Results: Mean age was 9.65±2.89 years (range: 4.5–16.24) in 25 cases with subclinical hypothyroidism. At time of diagnosis, 22 cases with subclinical hypothyroidism were asymptomatic. These patients were observed without treatment. Thyroid auto-antibodies were negative at time of diagnosis and year one in all patients. The mean TSH level was 6.92±0.92 μIU/ml in the diagnosis, 4.77±1.57 μIU/ml in the third month and 4.51±1.79 μIU/ml in the first year of follow-up. 73.7% of subclinical hypothyroidism was recovered. There was no significant difference among fT4 levels obtained at time of diagnosis, on month 3 and at year one. While there was no significant difference between fT3 levels obtained at time of diagnosis and on month 3, fT3 levels at year one were significantly lower than those obtained at time of diagnosis (P=0.014) but were comparable to those obtained on month 3. There was no statistical significant difference between heart rate, diastolic blood pressure, lipid profile, fasting blood glucose, fasting insulin level, HOMA-IR, hemoglobin, white blood cell, platelet, CRP levels and thyroid volume in diagnosis and in the first year of follow-up. In the first year of follow-up, systolic blood pressure and high sensitive CRP value were significantly higher than the diagnosis. However, it was seen that these values were similar in the ongoing group with subclinical hypothyroidism.

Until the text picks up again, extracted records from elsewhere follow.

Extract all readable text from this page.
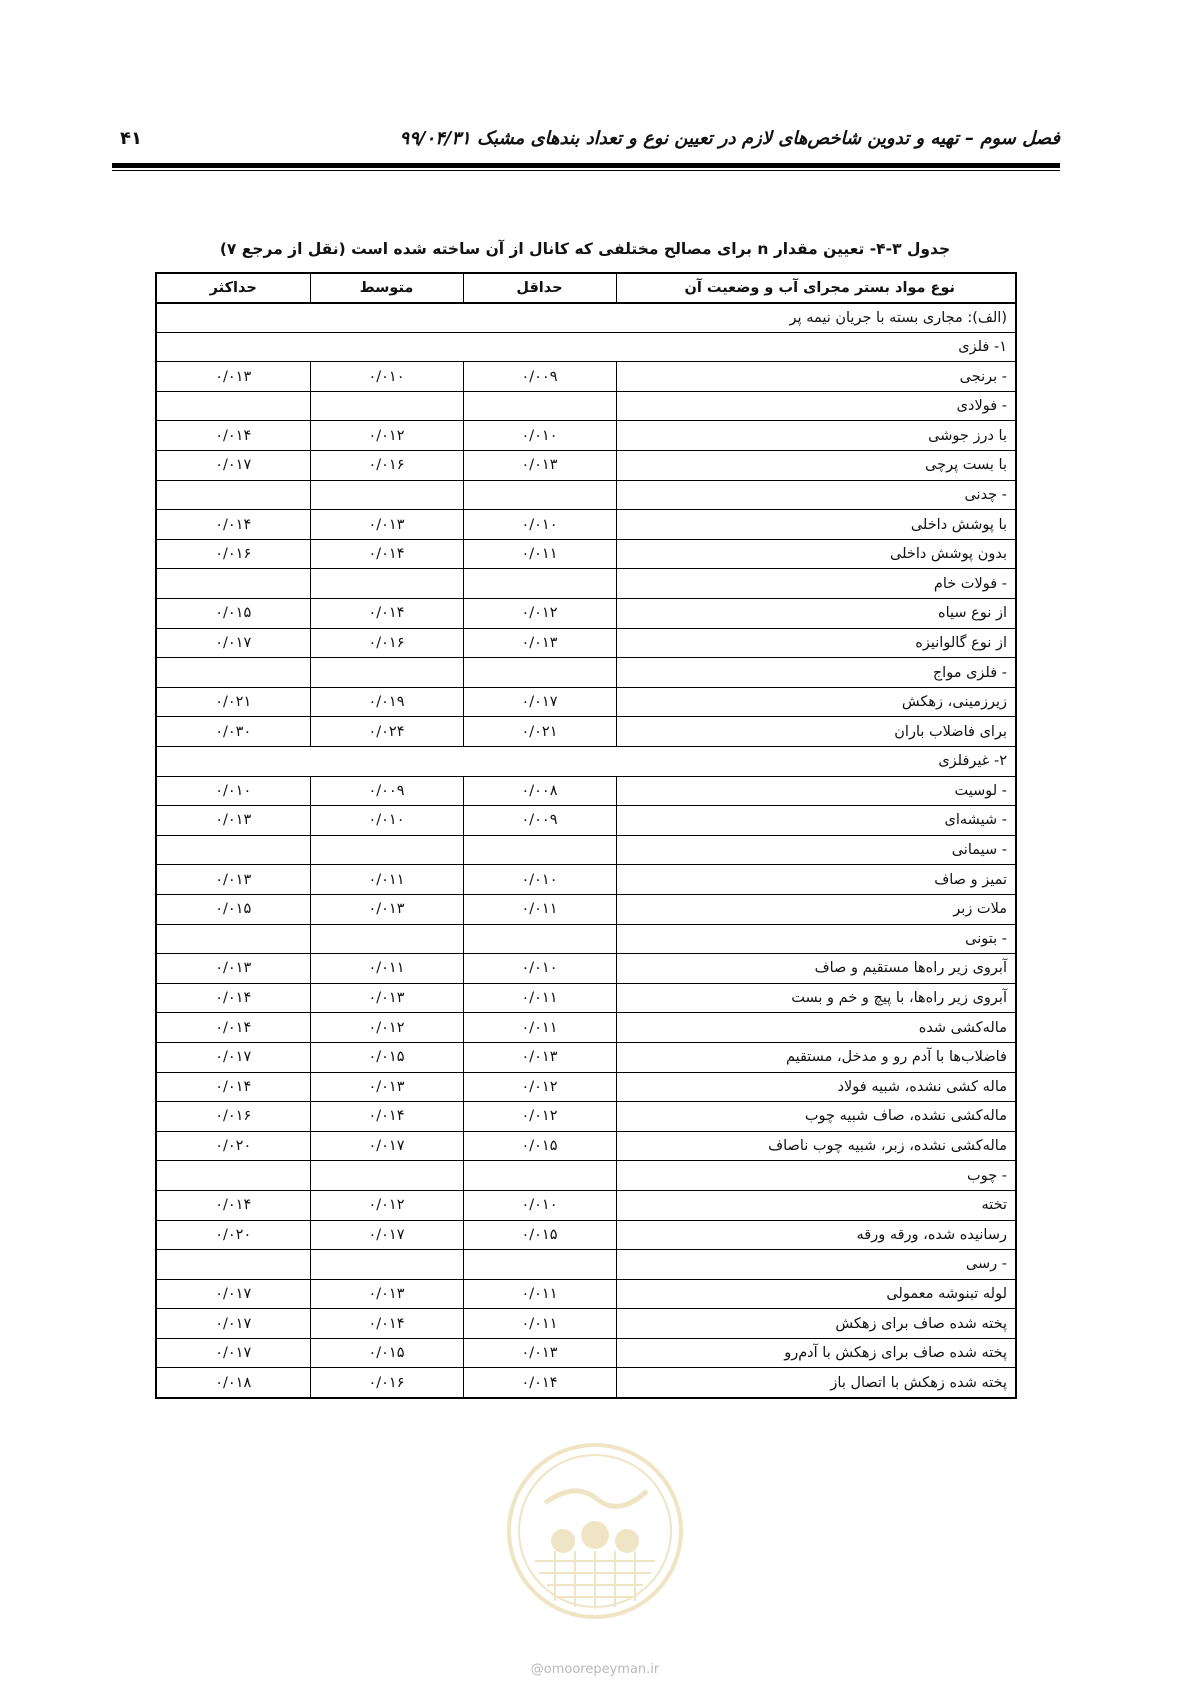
فصل سوم – تهیه و تدوین شاخص‌های لازم در تعیین نوع و تعداد بندهای مشبک ۹۹/۰۴/۳۱
۴۱
جدول ۳-۴- تعیین مقدار n برای مصالح مختلفی که کانال از آن ساخته شده است (نقل از مرجع ۷)
نوع مواد بستر مجرای آب و وضعیت آن	حداقل	متوسط	حداکثر
(الف): مجاری بسته با جریان نیمه پر			
۱- فلزی			
- برنجی	۰/۰۰۹	۰/۰۱۰	۰/۰۱۳
- فولادی			
با درز جوشی	۰/۰۱۰	۰/۰۱۲	۰/۰۱۴
با بست پرچی	۰/۰۱۳	۰/۰۱۶	۰/۰۱۷
- چدنی			
با پوشش داخلی	۰/۰۱۰	۰/۰۱۳	۰/۰۱۴
بدون پوشش داخلی	۰/۰۱۱	۰/۰۱۴	۰/۰۱۶
- فولات خام			
از نوع سیاه	۰/۰۱۲	۰/۰۱۴	۰/۰۱۵
از نوع گالوانیزه	۰/۰۱۳	۰/۰۱۶	۰/۰۱۷
- فلزی مواج			
زیرزمینی، زهکش	۰/۰۱۷	۰/۰۱۹	۰/۰۲۱
برای فاضلاب باران	۰/۰۲۱	۰/۰۲۴	۰/۰۳۰
۲- غیرفلزی			
- لوسیت	۰/۰۰۸	۰/۰۰۹	۰/۰۱۰
- شیشه‌ای	۰/۰۰۹	۰/۰۱۰	۰/۰۱۳
- سیمانی			
تمیز و صاف	۰/۰۱۰	۰/۰۱۱	۰/۰۱۳
ملات زبر	۰/۰۱۱	۰/۰۱۳	۰/۰۱۵
- بتونی			
آبروی زیر راه‌ها مستقیم و صاف	۰/۰۱۰	۰/۰۱۱	۰/۰۱۳
آبروی زیر راه‌ها، با پیچ و خم و بست	۰/۰۱۱	۰/۰۱۳	۰/۰۱۴
ماله‌کشی شده	۰/۰۱۱	۰/۰۱۲	۰/۰۱۴
فاضلاب‌ها با آدم رو و مدخل، مستقیم	۰/۰۱۳	۰/۰۱۵	۰/۰۱۷
ماله کشی نشده، شبیه فولاد	۰/۰۱۲	۰/۰۱۳	۰/۰۱۴
ماله‌کشی نشده، صاف شبیه چوب	۰/۰۱۲	۰/۰۱۴	۰/۰۱۶
ماله‌کشی نشده، زبر، شبیه چوب ناصاف	۰/۰۱۵	۰/۰۱۷	۰/۰۲۰
- چوب			
تخته	۰/۰۱۰	۰/۰۱۲	۰/۰۱۴
رسانیده شده، ورقه ورقه	۰/۰۱۵	۰/۰۱۷	۰/۰۲۰
- رسی			
لوله تبنوشه معمولی	۰/۰۱۱	۰/۰۱۳	۰/۰۱۷
پخته شده صاف برای زهکش	۰/۰۱۱	۰/۰۱۴	۰/۰۱۷
پخته شده صاف برای زهکش با آدم‌رو	۰/۰۱۳	۰/۰۱۵	۰/۰۱۷
پخته شده زهکش با اتصال باز	۰/۰۱۴	۰/۰۱۶	۰/۰۱۸
@omoorepeyman.ir
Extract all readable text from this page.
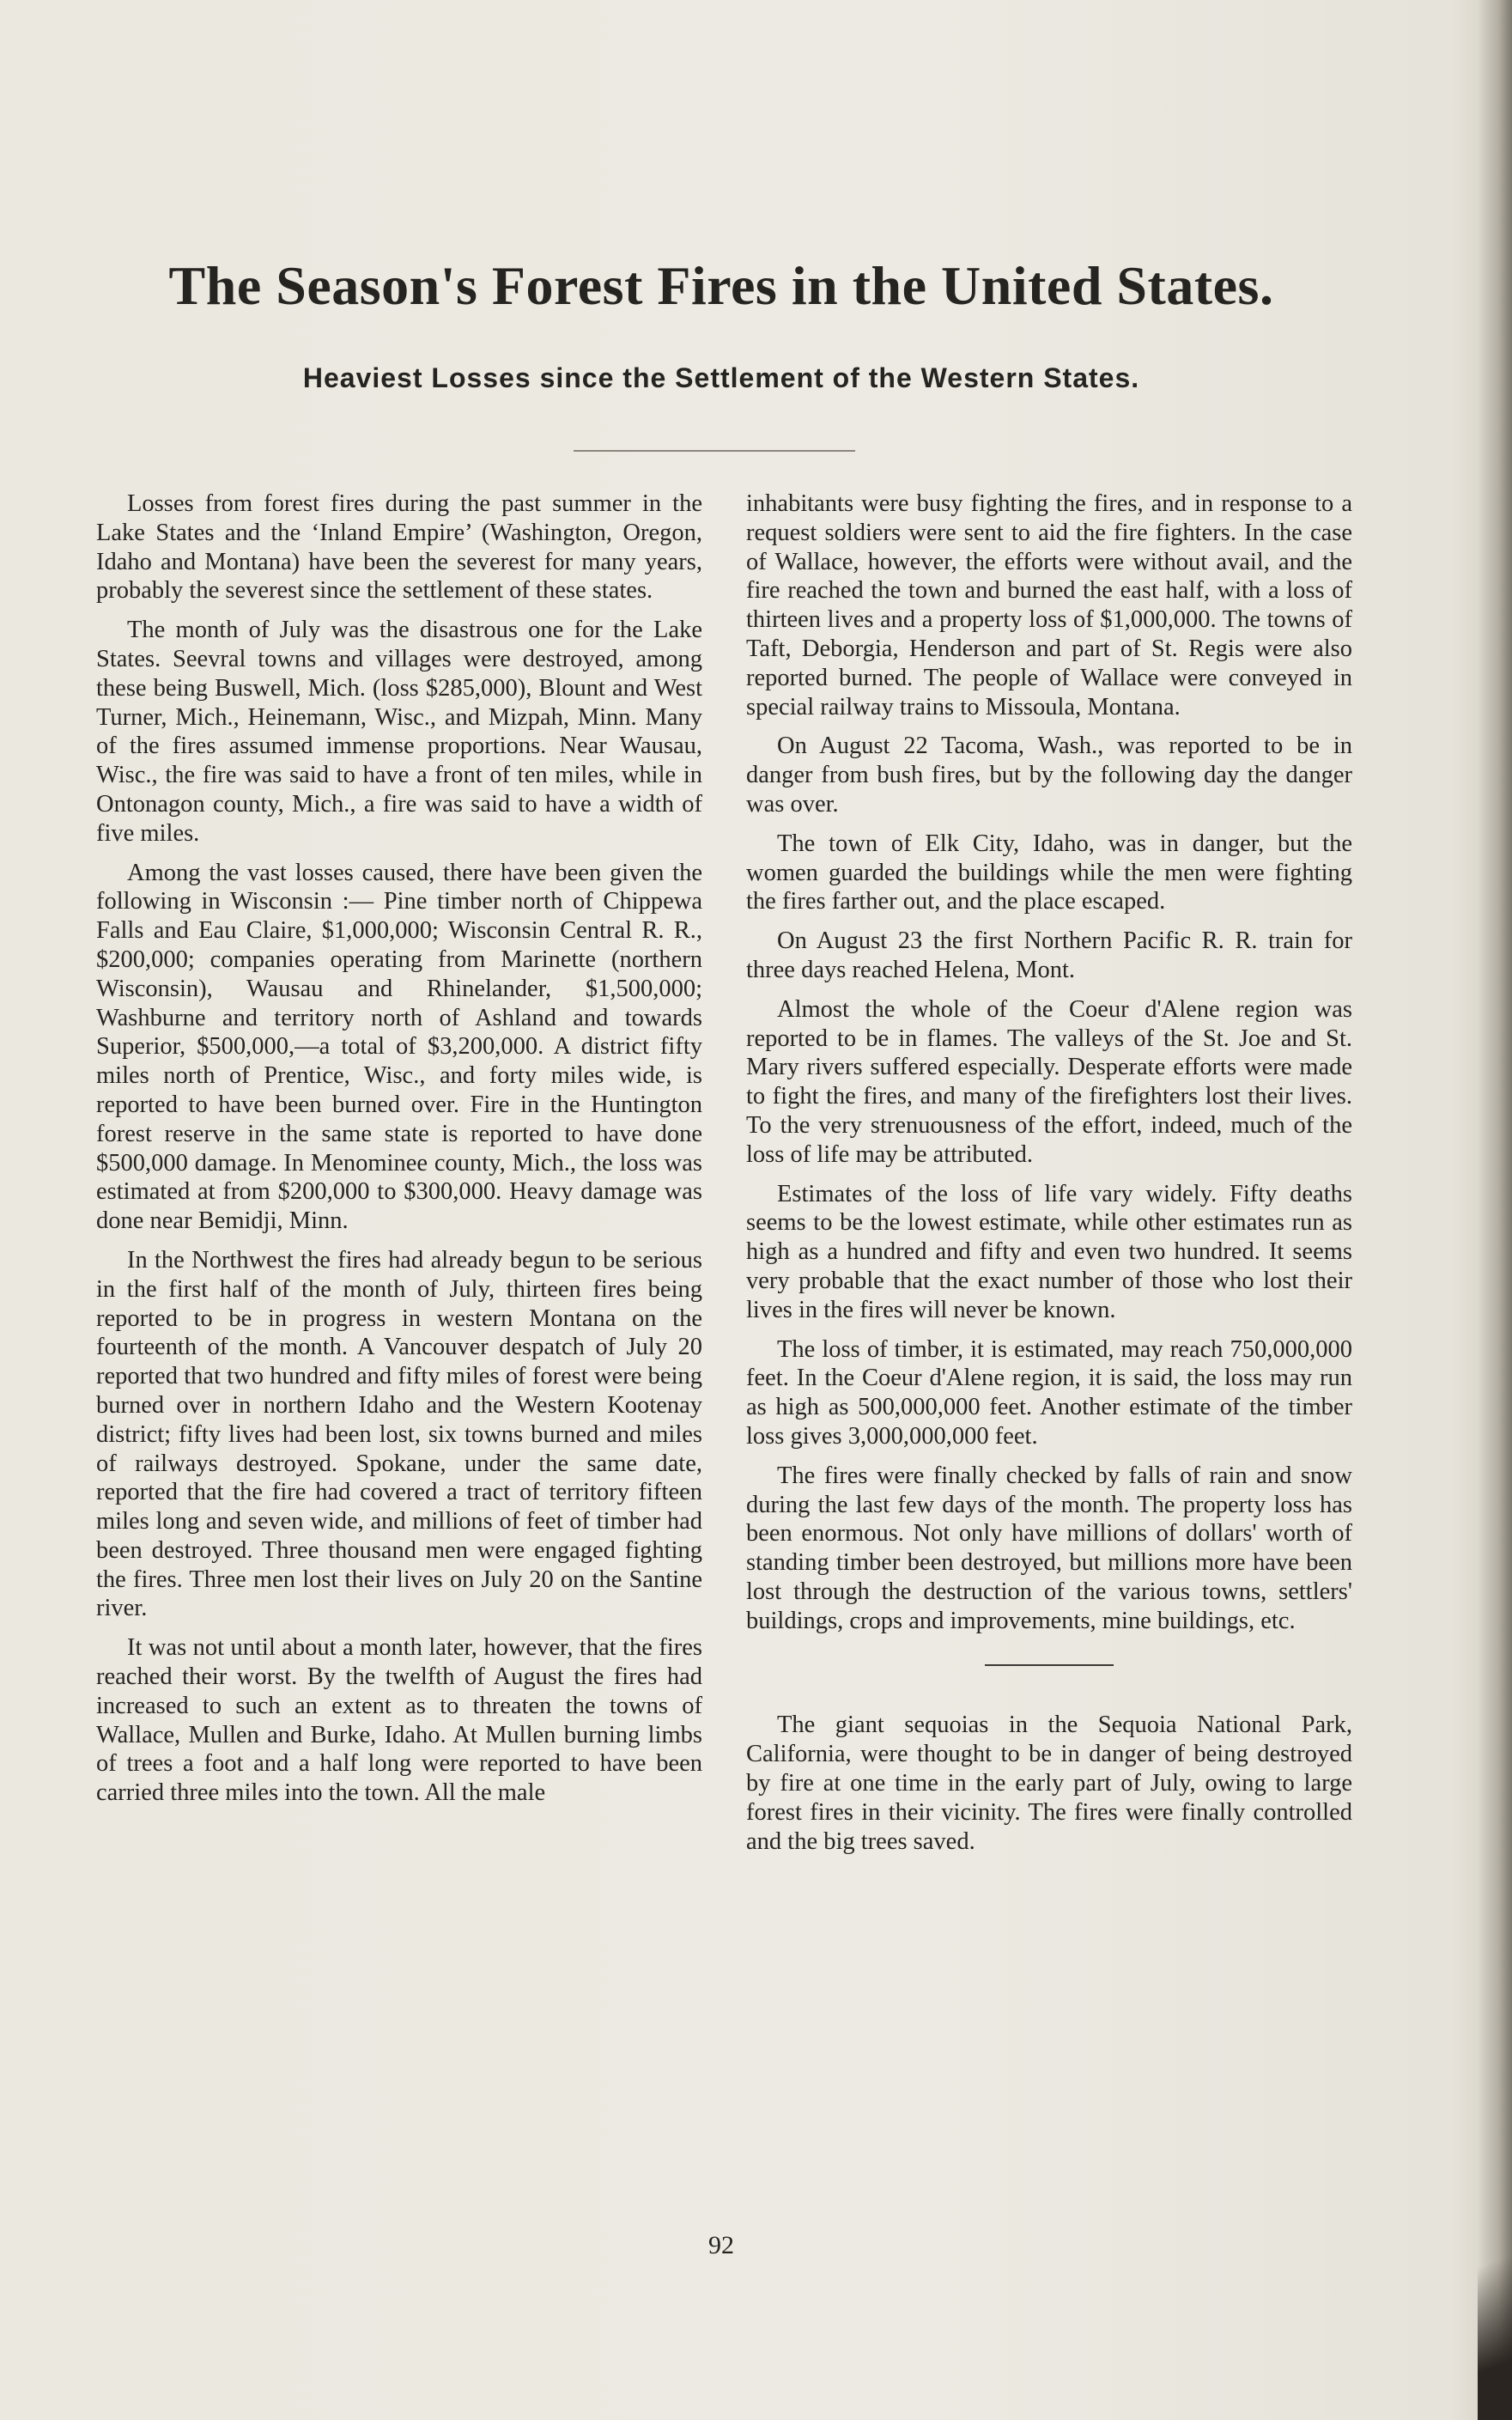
The Season's Forest Fires in the United States.
Heaviest Losses since the Settlement of the Western States.

Losses from forest fires during the past summer in the Lake States and the ‘Inland Empire’ (Washington, Oregon, Idaho and Montana) have been the severest for many years, probably the severest since the settlement of these states.

The month of July was the disastrous one for the Lake States. Seevral towns and villages were destroyed, among these being Buswell, Mich. (loss $285,000), Blount and West Turner, Mich., Heinemann, Wisc., and Mizpah, Minn. Many of the fires assumed immense proportions. Near Wausau, Wisc., the fire was said to have a front of ten miles, while in Ontonagon county, Mich., a fire was said to have a width of five miles.

Among the vast losses caused, there have been given the following in Wisconsin :— Pine timber north of Chippewa Falls and Eau Claire, $1,000,000; Wisconsin Central R. R., $200,000; companies operating from Marinette (northern Wisconsin), Wausau and Rhinelander, $1,500,000; Washburne and territory north of Ashland and towards Superior, $500,000,—a total of $3,200,000. A district fifty miles north of Prentice, Wisc., and forty miles wide, is reported to have been burned over. Fire in the Huntington forest reserve in the same state is reported to have done $500,000 damage. In Menominee county, Mich., the loss was estimated at from $200,000 to $300,000. Heavy damage was done near Bemidji, Minn.

In the Northwest the fires had already begun to be serious in the first half of the month of July, thirteen fires being reported to be in progress in western Montana on the fourteenth of the month. A Vancouver despatch of July 20 reported that two hundred and fifty miles of forest were being burned over in northern Idaho and the Western Kootenay district; fifty lives had been lost, six towns burned and miles of railways destroyed. Spokane, under the same date, reported that the fire had covered a tract of territory fifteen miles long and seven wide, and millions of feet of timber had been destroyed. Three thousand men were engaged fighting the fires. Three men lost their lives on July 20 on the Santine river.

It was not until about a month later, however, that the fires reached their worst. By the twelfth of August the fires had increased to such an extent as to threaten the towns of Wallace, Mullen and Burke, Idaho. At Mullen burning limbs of trees a foot and a half long were reported to have been carried three miles into the town. All the male

inhabitants were busy fighting the fires, and in response to a request soldiers were sent to aid the fire fighters. In the case of Wallace, however, the efforts were without avail, and the fire reached the town and burned the east half, with a loss of thirteen lives and a property loss of $1,000,000. The towns of Taft, Deborgia, Henderson and part of St. Regis were also reported burned. The people of Wallace were conveyed in special railway trains to Missoula, Montana.

On August 22 Tacoma, Wash., was reported to be in danger from bush fires, but by the following day the danger was over.

The town of Elk City, Idaho, was in danger, but the women guarded the buildings while the men were fighting the fires farther out, and the place escaped.

On August 23 the first Northern Pacific R. R. train for three days reached Helena, Mont.

Almost the whole of the Coeur d'Alene region was reported to be in flames. The valleys of the St. Joe and St. Mary rivers suffered especially. Desperate efforts were made to fight the fires, and many of the firefighters lost their lives. To the very strenuousness of the effort, indeed, much of the loss of life may be attributed.

Estimates of the loss of life vary widely. Fifty deaths seems to be the lowest estimate, while other estimates run as high as a hundred and fifty and even two hundred. It seems very probable that the exact number of those who lost their lives in the fires will never be known.

The loss of timber, it is estimated, may reach 750,000,000 feet. In the Coeur d'Alene region, it is said, the loss may run as high as 500,000,000 feet. Another estimate of the timber loss gives 3,000,000,000 feet.

The fires were finally checked by falls of rain and snow during the last few days of the month. The property loss has been enormous. Not only have millions of dollars' worth of standing timber been destroyed, but millions more have been lost through the destruction of the various towns, settlers' buildings, crops and improvements, mine buildings, etc.

The giant sequoias in the Sequoia National Park, California, were thought to be in danger of being destroyed by fire at one time in the early part of July, owing to large forest fires in their vicinity. The fires were finally controlled and the big trees saved.

92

Conclusion: We observed that subclinical hypothyroidism was recovered in 68.2% on month 3 and 73.7% of children at year one among patients with non-otoimmune subclinical hypothyroidism, normal BMI and TSH level of 5.5–10 μIU/ml. We concluded that there was no progression to overt hypothyroidism during one-year follow-up and that subclinical hypothyroidism had no effect on height SDS, BMI SDS, blood pressure, glucose and lipid metabolism during follow-up without treatment in this group of patients.